There was no fun in having to choose a Pokémon just because it was superior, or have the work done for you by somebody else - and for me that was all because of the temptations of online services. It's probably a stupid mental setback of mine, but for me, the lack of an online mode in a Pokémon game enhances the overall experience and adds a certain magic to the game. The feeling of finding and catching Pokémon yourself, trading with people in person, as well as being able to focus on nothing but the adventure (and being successful with your favourites) is something I miss.
This really hit me when I was sorting a few 'mon in my PC's 'boxes', only to find some of the companions who travelled with me early on in my adventure collecting dust. I saw my once-dependable Greninja, Talonflame, and Pangoro, and realised that although they're practically useless in competitive battling (in their current states at least), they were staples in the early stages of my main adventure. As a child, I thought of my Poké squad as some form of imaginary friends, and, as sad as this may sound, a little bit of that mindset still lingers with me even at 24 years of age when playing a Pokémon game. So seeing these once-great partners tossed aside struck a chord, and that's when I started to question why I'm still playing the game, or at least in the way I was, anyway.
As mentioned earlier, I guess these decisions were made due to my own limited way of thinking, but I certainly never felt this way when playing the first three generations of Pokémon game. I knew some of the deeper intricacies that the Pokémon universe contained back then, but never let it dictate my decision-making throughout my adventures across the three generations. Come to think of it, despite Gen IV arguably being the era that took Pokémon's competitive scene to the next level, I actually resisted temptation to let its meta-game sway my play-through decisions. As stated, it only really started affecting my experience from Gen V onward.
Now don't get me wrong, I fully appreciate the complexity of Pokémon's strategic meta-game - it's actually quite remarkable. It's a giant game of mathematical chess, brought to life with engaging critters, aesthetically appealing attacks, and unique mechanics and concepts. The intricate detail of how these games work is certainly something to marvel at. But it's an option, and isn't a mandatory part of the game, which I tend to have to remind myself from time to time. I guess just the option of post-game breeding and highly tactical battling ingrained my brain to think a certain way when playing through my adventure, something that wasn't necessarily present (or at least as much) in the earlier games. And for the love of Arceus, I am by no means a "Genwunner" either.
So, what's next? Currently, I'm playing Omega Ruby (finally), and I must say I'm enjoying the game a hell of a lot more than I did Pokémon Y. And that's not due to the game itself, from what I recall X & Y were excellent adventures in their own right. So what is it? It's my new take on the series, or should I say resurrecting my old ways - I'm ignoring all things post-game and simply taking the game for an adventure alone. If I ever decide to step into the meta-game scene again, then sure, it'll be an option available to me as and when I fancy it. But one thing's for sure, I haven't let it impact the main adventure, at least as of yet. Sure, my Grovyle doesn't possess the ideal nature I want it to, nor does my Gyarados have 'Moxie' as its ability - but I don't care! I'm hoping to do the same with Pokémon Sun/Moon, and use a 'stop-and-smell-the-roses' approach to take in the sights and sounds of Alola (I'm talking as if I'm actually going there - but hey, we're gamers), instead of letting my mind race ahead to work out all things meta-game.
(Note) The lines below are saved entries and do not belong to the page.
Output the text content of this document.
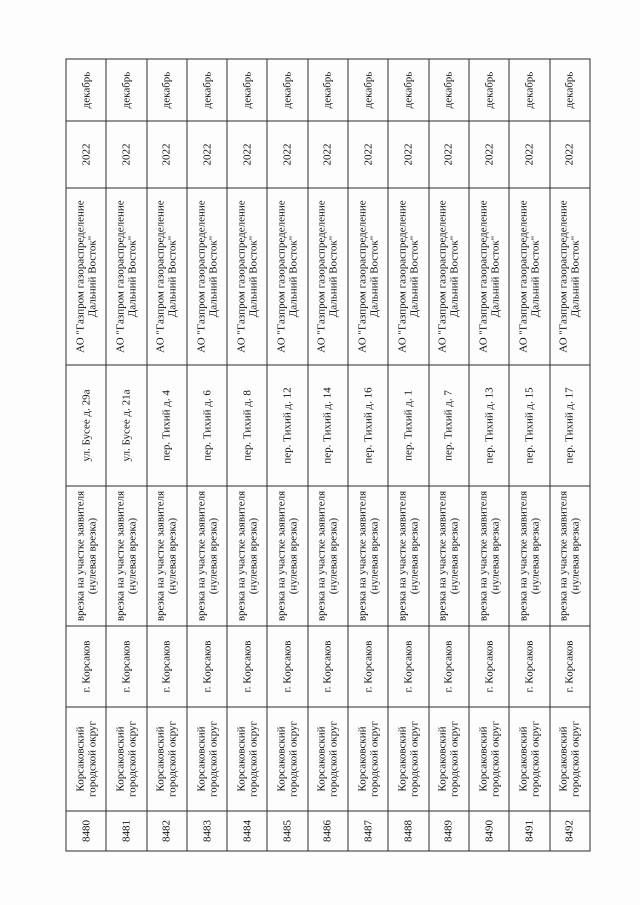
8480	Корсаковский городской округ	г. Корсаков	врезка на участке заявителя (нулевая врезка)	ул. Бусее д. 29а	АО "Газпром газораспределение Дальний Восток"	2022	декабрь
8481	Корсаковский городской округ	г. Корсаков	врезка на участке заявителя (нулевая врезка)	ул. Бусее д. 21а	АО "Газпром газораспределение Дальний Восток"	2022	декабрь
8482	Корсаковский городской округ	г. Корсаков	врезка на участке заявителя (нулевая врезка)	пер. Тихий д. 4	АО "Газпром газораспределение Дальний Восток"	2022	декабрь
8483	Корсаковский городской округ	г. Корсаков	врезка на участке заявителя (нулевая врезка)	пер. Тихий д. 6	АО "Газпром газораспределение Дальний Восток"	2022	декабрь
8484	Корсаковский городской округ	г. Корсаков	врезка на участке заявителя (нулевая врезка)	пер. Тихий д. 8	АО "Газпром газораспределение Дальний Восток"	2022	декабрь
8485	Корсаковский городской округ	г. Корсаков	врезка на участке заявителя (нулевая врезка)	пер. Тихий д. 12	АО "Газпром газораспределение Дальний Восток"	2022	декабрь
8486	Корсаковский городской округ	г. Корсаков	врезка на участке заявителя (нулевая врезка)	пер. Тихий д. 14	АО "Газпром газораспределение Дальний Восток"	2022	декабрь
8487	Корсаковский городской округ	г. Корсаков	врезка на участке заявителя (нулевая врезка)	пер. Тихий д. 16	АО "Газпром газораспределение Дальний Восток"	2022	декабрь
8488	Корсаковский городской округ	г. Корсаков	врезка на участке заявителя (нулевая врезка)	пер. Тихий д. 1	АО "Газпром газораспределение Дальний Восток"	2022	декабрь
8489	Корсаковский городской округ	г. Корсаков	врезка на участке заявителя (нулевая врезка)	пер. Тихий д. 7	АО "Газпром газораспределение Дальний Восток"	2022	декабрь
8490	Корсаковский городской округ	г. Корсаков	врезка на участке заявителя (нулевая врезка)	пер. Тихий д. 13	АО "Газпром газораспределение Дальний Восток"	2022	декабрь
8491	Корсаковский городской округ	г. Корсаков	врезка на участке заявителя (нулевая врезка)	пер. Тихий д. 15	АО "Газпром газораспределение Дальний Восток"	2022	декабрь
8492	Корсаковский городской округ	г. Корсаков	врезка на участке заявителя (нулевая врезка)	пер. Тихий д. 17	АО "Газпром газораспределение Дальний Восток"	2022	декабрь
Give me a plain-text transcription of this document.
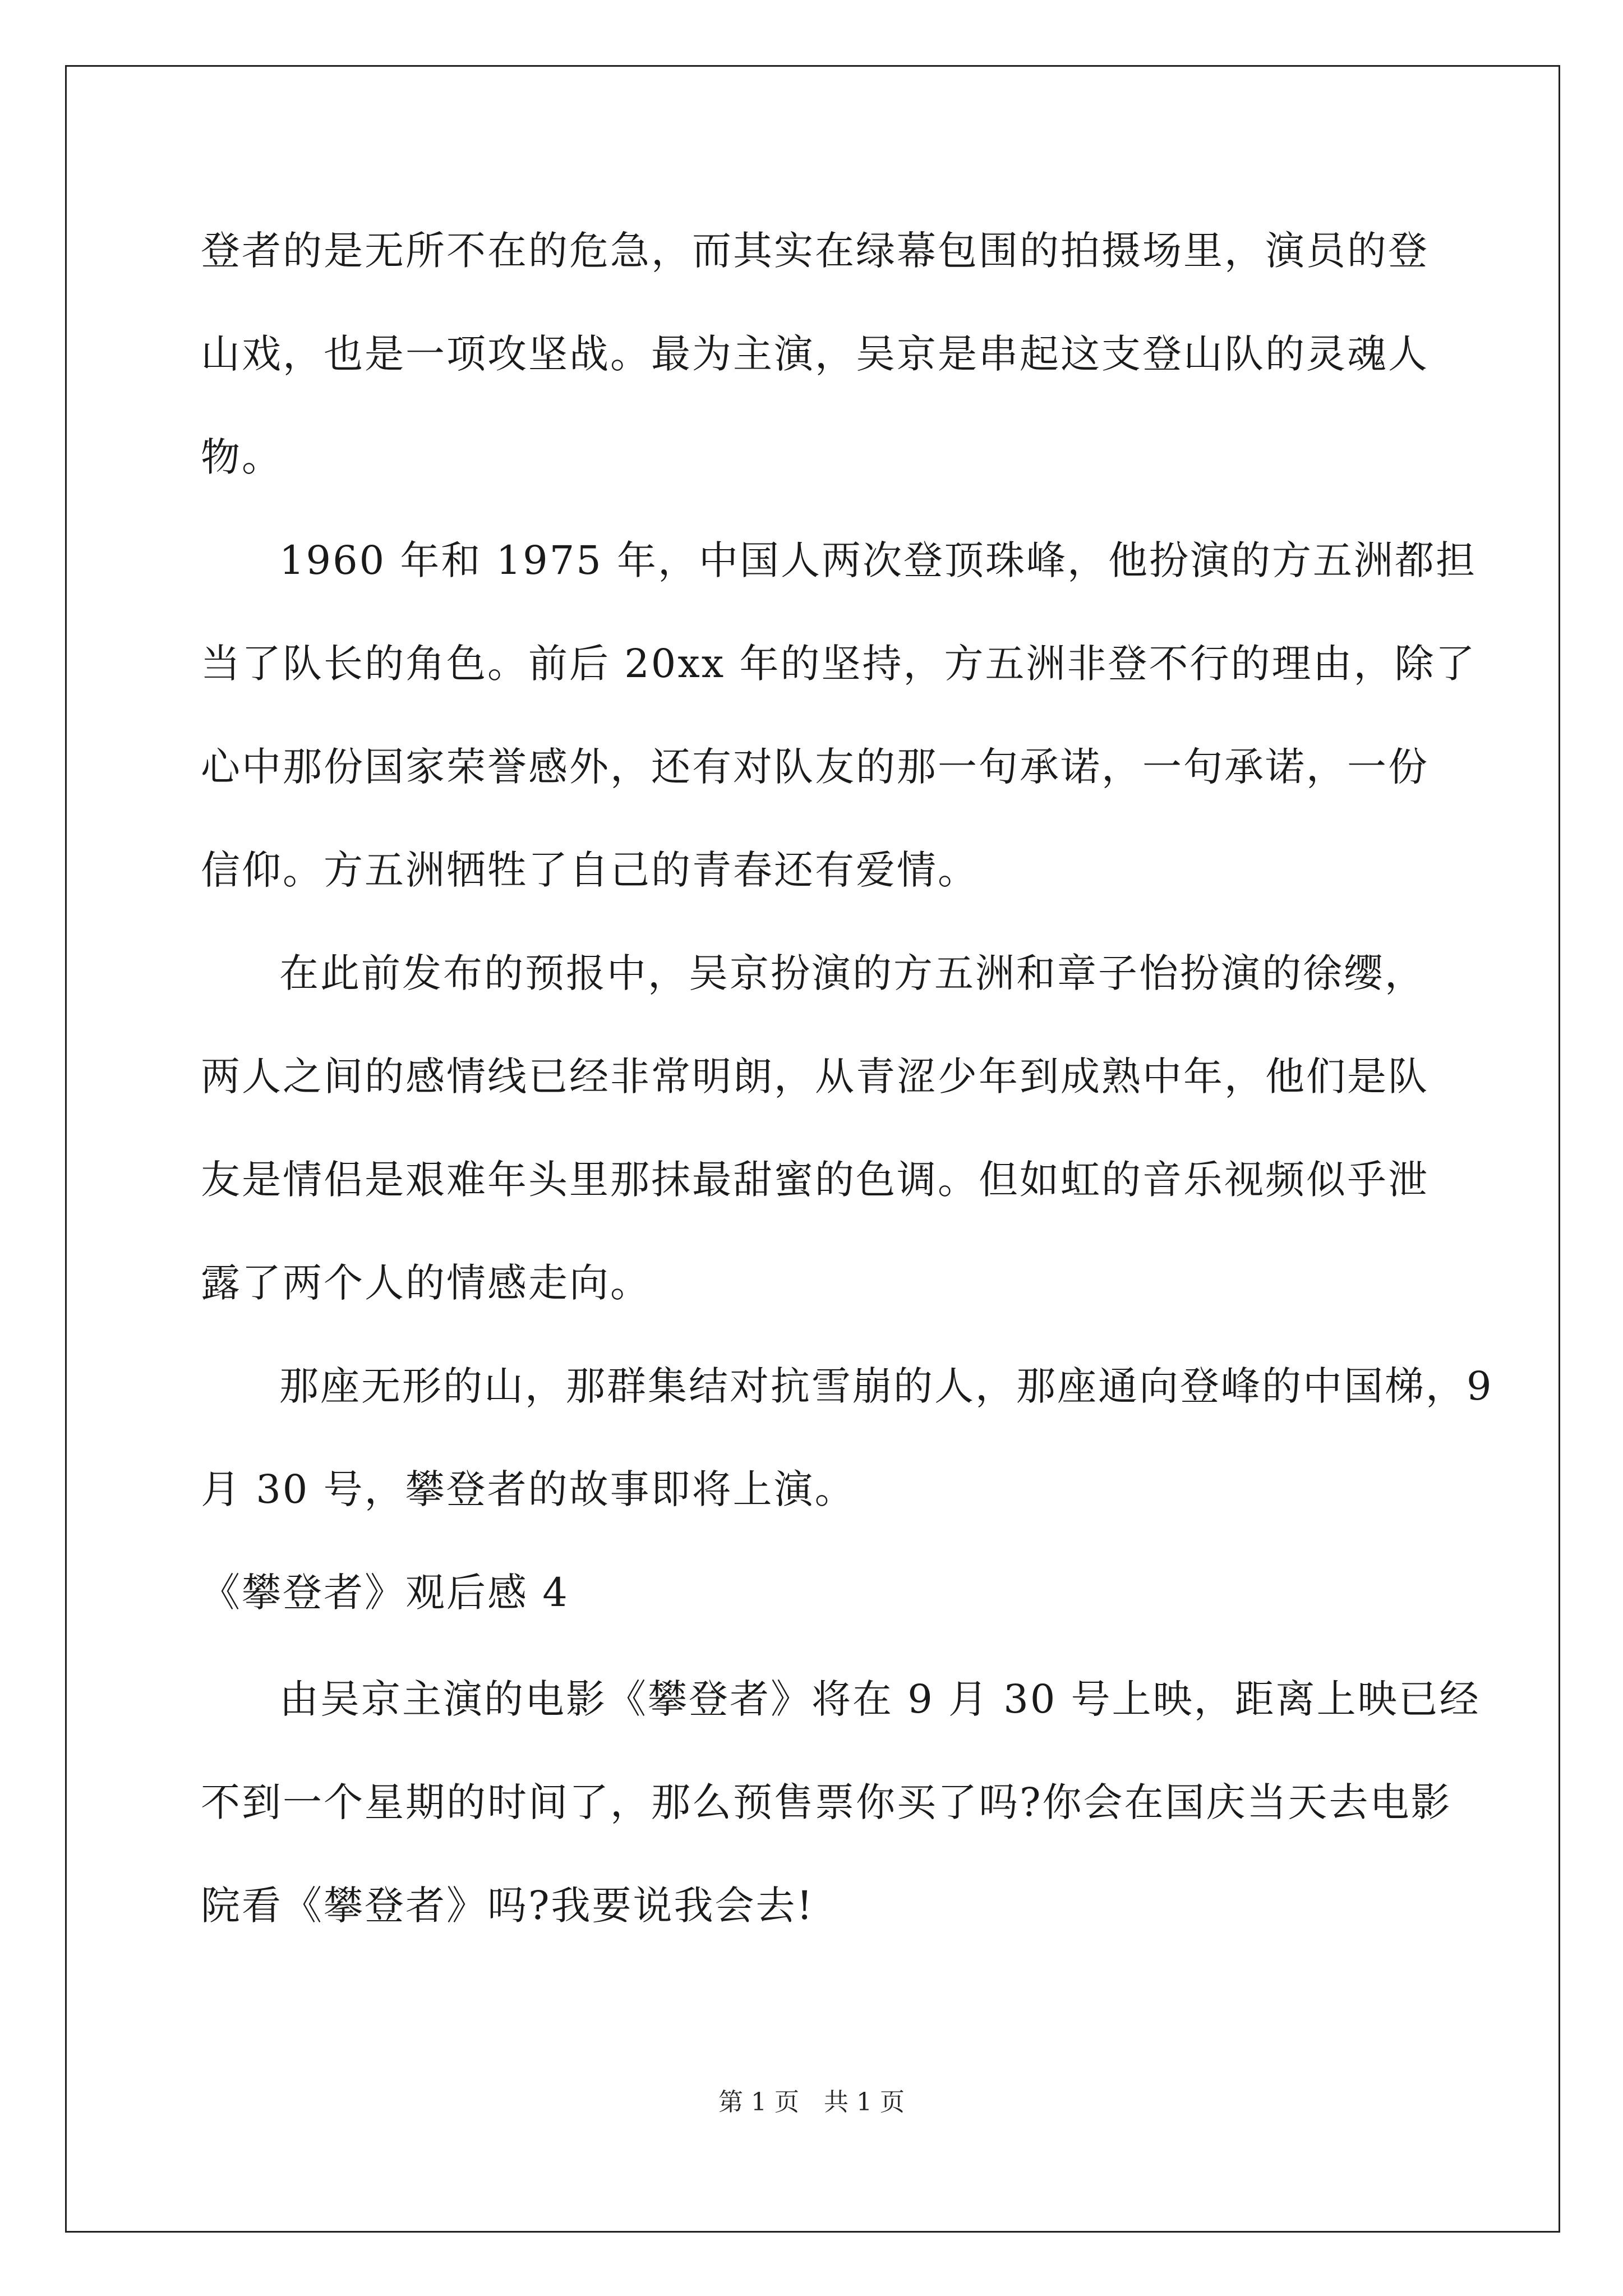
登者的是无所不在的危急，而其实在绿幕包围的拍摄场里，演员的登
山戏，也是一项攻坚战。最为主演，吴京是串起这支登山队的灵魂人
物。
1960 年和 1975 年，中国人两次登顶珠峰，他扮演的方五洲都担
当了队长的角色。前后 20xx 年的坚持，方五洲非登不行的理由，除了
心中那份国家荣誉感外，还有对队友的那一句承诺，一句承诺，一份
信仰。方五洲牺牲了自己的青春还有爱情。
在此前发布的预报中，吴京扮演的方五洲和章子怡扮演的徐缨，
两人之间的感情线已经非常明朗，从青涩少年到成熟中年，他们是队
友是情侣是艰难年头里那抹最甜蜜的色调。但如虹的音乐视频似乎泄
露了两个人的情感走向。
那座无形的山，那群集结对抗雪崩的人，那座通向登峰的中国梯，9
月 30 号，攀登者的故事即将上演。
《攀登者》观后感 4
由吴京主演的电影《攀登者》将在 9 月 30 号上映，距离上映已经
不到一个星期的时间了，那么预售票你买了吗?你会在国庆当天去电影
院看《攀登者》吗?我要说我会去!
第 1 页 共 1 页
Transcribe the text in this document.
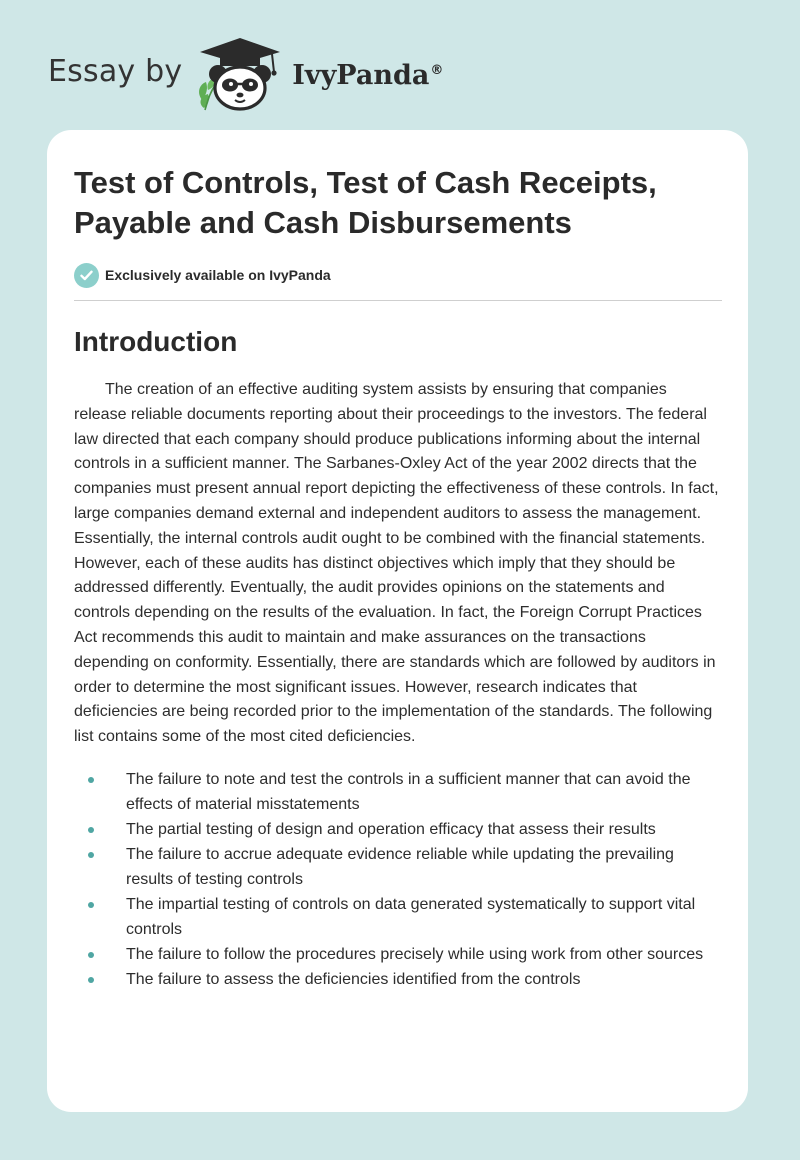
Essay by	IvyPanda®
Test of Controls, Test of Cash Receipts, Payable and Cash Disbursements
Exclusively available on IvyPanda
Introduction

The creation of an effective auditing system assists by ensuring that companies release reliable documents reporting about their proceedings to the investors. The federal law directed that each company should produce publications informing about the internal controls in a sufficient manner. The Sarbanes-Oxley Act of the year 2002 directs that the companies must present annual report depicting the effectiveness of these controls. In fact, large companies demand external and independent auditors to assess the management. Essentially, the internal controls audit ought to be combined with the financial statements. However, each of these audits has distinct objectives which imply that they should be addressed differently. Eventually, the audit provides opinions on the statements and controls depending on the results of the evaluation. In fact, the Foreign Corrupt Practices Act recommends this audit to maintain and make assurances on the transactions depending on conformity. Essentially, there are standards which are followed by auditors in order to determine the most significant issues. However, research indicates that deficiencies are being recorded prior to the implementation of the standards. The following list contains some of the most cited deficiencies.

The failure to note and test the controls in a sufficient manner that can avoid the effects of material misstatements
The partial testing of design and operation efficacy that assess their results
The failure to accrue adequate evidence reliable while updating the prevailing results of testing controls
The impartial testing of controls on data generated systematically to support vital controls
The failure to follow the procedures precisely while using work from other sources
The failure to assess the deficiencies identified from the controls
All in all, I'm still an avid Pokémon fan, and probably always will be, but I realise I'm one of those people who need to fixate on mentally separating the games' main adventures from the meta-game in order to continuously enjoy the franchise as I did growing up. Maybe I'm overthinking my play-throughs, but I just wanted to express my thought processes before the new generation of Pokémon games hit our shelves in November 2016. Hopefully you've understood where I'm coming from here, regardless of whether you share similar thoughts and experiences or not.